Article 58228 I love Spider-Man – but would my son? How I learned a hard lesson about heroes

I love Spider-Man – but would my son? How I learned a hard lesson about heroes

by
Tom Lamont
from World news | The Guardian on (#58228)

He's my all-time favourite comic character. But do the real heroes still wear spandex?

A decade ago I got married in a wedding outfit that, because of the shambles of assembling it, I can remember thread for thread. I had a new suit (dark grey, secret pockets) that I was shyly proud of; but with a couple of hours to go, I hung it in the wrong place in a public bathroom and the jacket was sprayed at close range by an auto-dispersing air freshener, the rich and tangy scent of which I could never scrub clear. My smart shoes, fine in the shop, turned out to be so unrealistically sleek-soled that I couldn't stay upright on the walk to the venue and had to arrive in trainers.

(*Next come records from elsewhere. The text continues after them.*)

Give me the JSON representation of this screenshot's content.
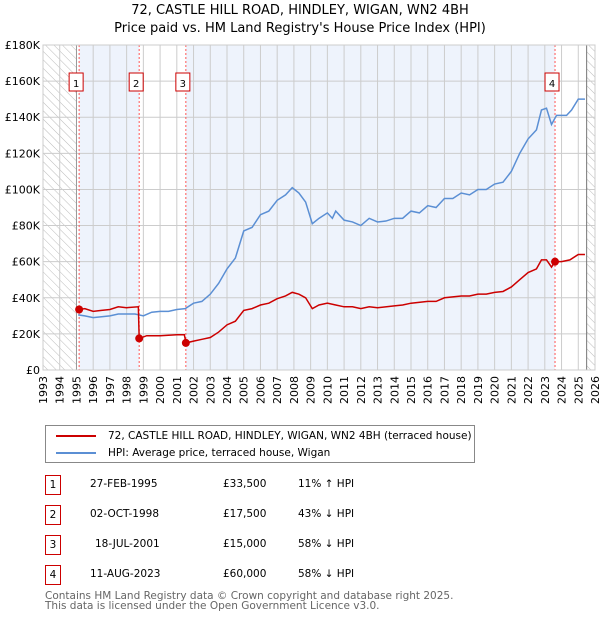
{
  "chart_data": {
    "type": "line",
    "title": "72, CASTLE HILL ROAD, HINDLEY, WIGAN, WN2 4BH",
    "subtitle": "Price paid vs. HM Land Registry's House Price Index (HPI)",
    "xlim": [
      1993,
      2026
    ],
    "ylim": [
      0,
      180000
    ],
    "x_ticks": [
      "1993",
      "1994",
      "1995",
      "1996",
      "1997",
      "1998",
      "1999",
      "2000",
      "2001",
      "2002",
      "2003",
      "2004",
      "2005",
      "2006",
      "2007",
      "2008",
      "2009",
      "2010",
      "2011",
      "2012",
      "2013",
      "2014",
      "2015",
      "2016",
      "2017",
      "2018",
      "2019",
      "2020",
      "2021",
      "2022",
      "2023",
      "2024",
      "2025",
      "2026"
    ],
    "y_ticks": [
      {
        "v": 0,
        "label": "£0"
      },
      {
        "v": 20000,
        "label": "£20K"
      },
      {
        "v": 40000,
        "label": "£40K"
      },
      {
        "v": 60000,
        "label": "£60K"
      },
      {
        "v": 80000,
        "label": "£80K"
      },
      {
        "v": 100000,
        "label": "£100K"
      },
      {
        "v": 120000,
        "label": "£120K"
      },
      {
        "v": 140000,
        "label": "£140K"
      },
      {
        "v": 160000,
        "label": "£160K"
      },
      {
        "v": 180000,
        "label": "£180K"
      }
    ],
    "grid": true,
    "colors": {
      "property": "#cc0000",
      "hpi": "#5b8fd4",
      "shade": "#eef3fc"
    },
    "series": [
      {
        "name": "72, CASTLE HILL ROAD, HINDLEY, WIGAN, WN2 4BH (terraced house)",
        "key": "property",
        "points": [
          [
            1995.15,
            33.5
          ],
          [
            1995.5,
            34
          ],
          [
            1996,
            32.5
          ],
          [
            1996.5,
            33
          ],
          [
            1997,
            33.5
          ],
          [
            1997.5,
            35
          ],
          [
            1998,
            34.5
          ],
          [
            1998.7,
            35
          ],
          [
            1998.75,
            17.5
          ],
          [
            1999.2,
            19
          ],
          [
            1999.5,
            19
          ],
          [
            2000,
            19
          ],
          [
            2001,
            19.5
          ],
          [
            2001.45,
            19.5
          ],
          [
            2001.55,
            15
          ],
          [
            2002,
            16
          ],
          [
            2002.5,
            17
          ],
          [
            2003,
            18
          ],
          [
            2003.5,
            21
          ],
          [
            2004,
            25
          ],
          [
            2004.5,
            27
          ],
          [
            2005,
            33
          ],
          [
            2005.5,
            34
          ],
          [
            2006,
            36
          ],
          [
            2006.5,
            37
          ],
          [
            2007,
            39.5
          ],
          [
            2007.5,
            41
          ],
          [
            2007.9,
            43
          ],
          [
            2008.3,
            42
          ],
          [
            2008.7,
            40
          ],
          [
            2009.1,
            34
          ],
          [
            2009.5,
            36
          ],
          [
            2010,
            37
          ],
          [
            2010.5,
            36
          ],
          [
            2011,
            35
          ],
          [
            2011.5,
            35
          ],
          [
            2012,
            34
          ],
          [
            2012.5,
            35
          ],
          [
            2013,
            34.5
          ],
          [
            2014,
            35.5
          ],
          [
            2014.5,
            36
          ],
          [
            2015,
            37
          ],
          [
            2016,
            38
          ],
          [
            2016.5,
            38
          ],
          [
            2017,
            40
          ],
          [
            2018,
            41
          ],
          [
            2018.5,
            41
          ],
          [
            2019,
            42
          ],
          [
            2019.5,
            42
          ],
          [
            2020,
            43
          ],
          [
            2020.5,
            43.5
          ],
          [
            2021,
            46
          ],
          [
            2021.5,
            50
          ],
          [
            2022,
            54
          ],
          [
            2022.5,
            56
          ],
          [
            2022.8,
            61
          ],
          [
            2023.1,
            61
          ],
          [
            2023.4,
            57
          ],
          [
            2023.6,
            60
          ],
          [
            2024,
            60
          ],
          [
            2024.5,
            61
          ],
          [
            2025,
            64
          ],
          [
            2025.4,
            64
          ]
        ]
      },
      {
        "name": "HPI: Average price, terraced house, Wigan",
        "key": "hpi",
        "points": [
          [
            1995.1,
            30.5
          ],
          [
            1995.5,
            30
          ],
          [
            1996,
            29
          ],
          [
            1996.5,
            29.5
          ],
          [
            1997,
            30
          ],
          [
            1997.5,
            31
          ],
          [
            1998,
            31
          ],
          [
            1998.5,
            31
          ],
          [
            1999,
            30
          ],
          [
            1999.5,
            32
          ],
          [
            2000,
            32.5
          ],
          [
            2000.5,
            32.5
          ],
          [
            2001,
            33.5
          ],
          [
            2001.5,
            34
          ],
          [
            2002,
            37
          ],
          [
            2002.5,
            38
          ],
          [
            2003,
            42
          ],
          [
            2003.5,
            48
          ],
          [
            2004,
            56
          ],
          [
            2004.5,
            62
          ],
          [
            2005,
            77
          ],
          [
            2005.5,
            79
          ],
          [
            2006,
            86
          ],
          [
            2006.5,
            88
          ],
          [
            2007,
            94
          ],
          [
            2007.5,
            97
          ],
          [
            2007.9,
            101
          ],
          [
            2008.3,
            98
          ],
          [
            2008.7,
            93
          ],
          [
            2009.1,
            81
          ],
          [
            2009.5,
            84
          ],
          [
            2010,
            87
          ],
          [
            2010.3,
            84
          ],
          [
            2010.5,
            88
          ],
          [
            2011,
            83
          ],
          [
            2011.5,
            82
          ],
          [
            2012,
            80
          ],
          [
            2012.5,
            84
          ],
          [
            2013,
            82
          ],
          [
            2013.5,
            82.5
          ],
          [
            2014,
            84
          ],
          [
            2014.5,
            84
          ],
          [
            2015,
            88
          ],
          [
            2015.5,
            87
          ],
          [
            2016,
            91
          ],
          [
            2016.5,
            90
          ],
          [
            2017,
            95
          ],
          [
            2017.5,
            95
          ],
          [
            2018,
            98
          ],
          [
            2018.5,
            97
          ],
          [
            2019,
            100
          ],
          [
            2019.5,
            100
          ],
          [
            2020,
            103
          ],
          [
            2020.5,
            104
          ],
          [
            2021,
            110
          ],
          [
            2021.5,
            120
          ],
          [
            2022,
            128
          ],
          [
            2022.5,
            133
          ],
          [
            2022.8,
            144
          ],
          [
            2023.1,
            145
          ],
          [
            2023.4,
            136
          ],
          [
            2023.7,
            141
          ],
          [
            2024.3,
            141
          ],
          [
            2024.6,
            144
          ],
          [
            2025,
            150
          ],
          [
            2025.4,
            150
          ]
        ]
      }
    ],
    "sales": [
      {
        "n": "1",
        "x": 1995.16,
        "price": 33500,
        "date": "27-FEB-1995",
        "price_label": "£33,500",
        "rel": "11% ↑ HPI"
      },
      {
        "n": "2",
        "x": 1998.75,
        "price": 17500,
        "date": "02-OCT-1998",
        "price_label": "£17,500",
        "rel": "43% ↓ HPI"
      },
      {
        "n": "3",
        "x": 2001.54,
        "price": 15000,
        "date": "18-JUL-2001",
        "price_label": "£15,000",
        "rel": "58% ↓ HPI"
      },
      {
        "n": "4",
        "x": 2023.61,
        "price": 60000,
        "date": "11-AUG-2023",
        "price_label": "£60,000",
        "rel": "58% ↓ HPI"
      }
    ],
    "shaded": [
      [
        1995.16,
        1998.75
      ],
      [
        2001.54,
        2023.61
      ]
    ],
    "hatched": [
      [
        1993,
        1995
      ],
      [
        2025.5,
        2026
      ]
    ]
  },
  "footer": {
    "line1": "Contains HM Land Registry data © Crown copyright and database right 2025.",
    "line2": "This data is licensed under the Open Government Licence v3.0."
  }
}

Way too late in the day, I noticed that my fancy dress-shirt needed cufflinks and all I had in my drawer was a pair of bug-eyed scarlet superhero heads, given to me once as a joke. I wound up at the altar, making my solemn vows, wearing a little Spider-Man on either wrist.

The older I get, the more that Spider-Man cameo, at such a big juncture in my life, comes to feel right. Where some people look to religious texts for spiritual comfort and a sense of continuity, others to Shakespeare or spirit animals, or the Harry Potter series, I've always been a sucker for the relentless reliable churn of superhero stories. I'll watch or read just about any of them in a pinch. But Spider-Man has always been the one.